La xérographie dans les bibliothèques
Étude détaillée de la technique xérographique, de son prix de revient comparé à celui des autres procédés de reproduction, et de ses diverses possibilités d'utilisation dans les bibliothèques : reproduction en série de documents imprimés, dactylographiés ou manuscrits, reproduction de fiches de catalogue, de documents uniques ou épuisés, d'articles de revues, de pages manquantes d'un livre, etc... En raison de l'appareillage coûteux qu'il nécessite, ce procédé ne peut être utilisé que dans les grandes bibliothèques dont les besoins en reproductions assurent une utilisation suffisante des machines et, partant, la possibilité de leur amortissement. Bibliographie à la fin de l'article.

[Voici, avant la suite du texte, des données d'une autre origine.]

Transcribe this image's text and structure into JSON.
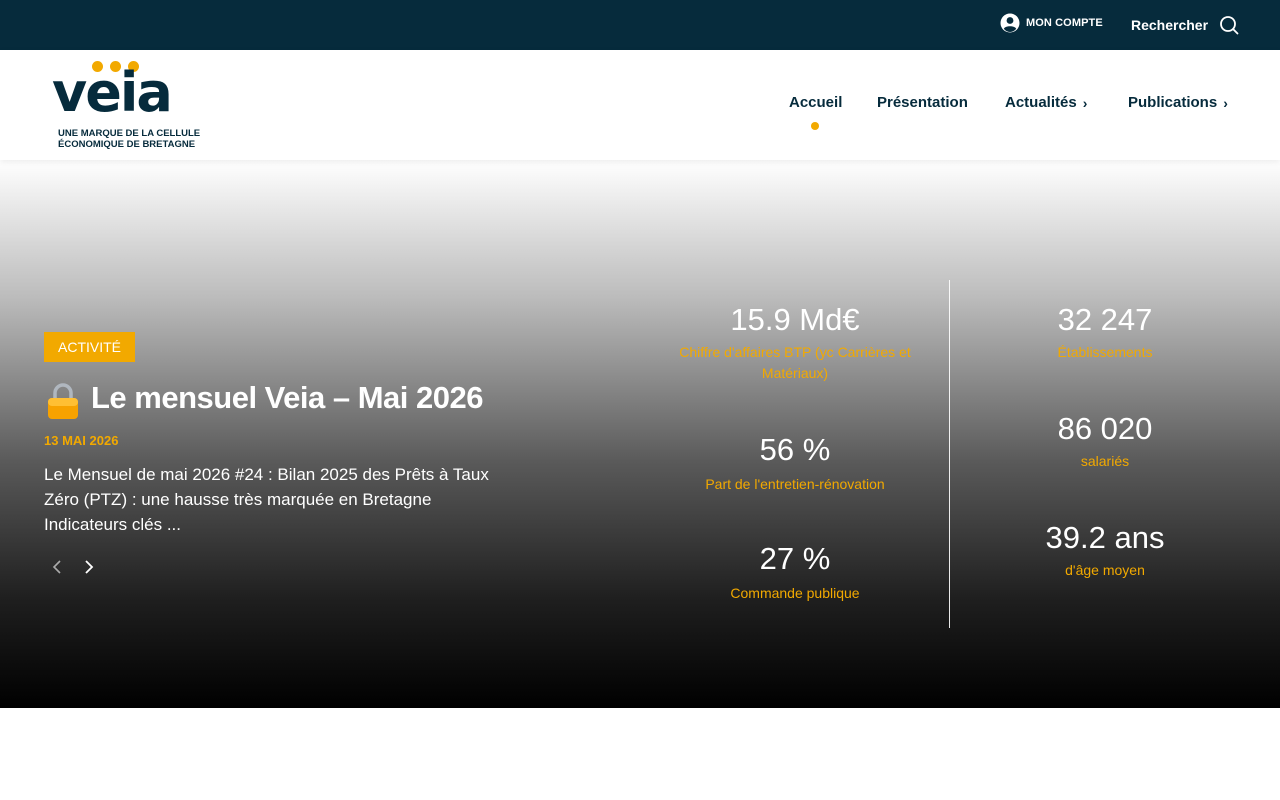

La technique xérographique fut inventée en 1939 par un juriste physicien, Chester F. Carlson, qui confia au « Battelle Memorial Institute » le soin de mettre au point sa découverte. Le brevet fut pris en 1940, le premier appareil fut présenté au public en 1948 par la Société Haloid, New York, sous le nom de « Xerox ».
La xérographie est un procédé de reproduction de documents électrique sec (d'où son nom tiré du grec « xeros » et «graphia ») basé sur les propriétés semi-conductrices du sélénium : ce corps, ainsi que ses alliages, a la faculté de laisser passer ou non le courant électronique suivant qu'il est placé dans la lumière ou dans l'obscurité. La projection lumineuse du document à reproduire sur une plaque de sélénium chargée préalablement d'électricité positive par une source d'énergie extérieure provoque la décharge locale de cette plaque aux endroits correspondants à la partie blanche du sujet. Seule demeure chargée l'image électrique du document. Pour la révéler on utilise les propriétés attractives de l'électricité positive et de l'électricité négative en projetant sur la plaque de sélénium une poudre fine pigmentée chargée d'électricité négative. La plaque de sélénium contient alors l'image positive, visible et inversée du document. Puis on procède au transfert électrique de celle-ci sur une autre surface de support, une feuille de papier par exemple, chargée elle aussi électroniquement. Pour rendre l'image permanente il reste à la chauffer quelques secondes dans un four afin que la poudre pigmentée pénètre dans le papier.
I. La surface de la plaque spécialement enduite de sélénium est chargée électriquement à son passage sous les fils.
2. Montre l'enduit de la plaque chargée d'électricité positive.
3. Le modèle (E) est projeté à travers l'objectif de l'appareil. Les petites croix montrent l'image projetée avec charges positives. Les charges positives disparaissent aux endroits exposés à la lumière, comme le montre l'espace blanc.
4. Une poudre chargée négativement adhère à l'image chargée positivement.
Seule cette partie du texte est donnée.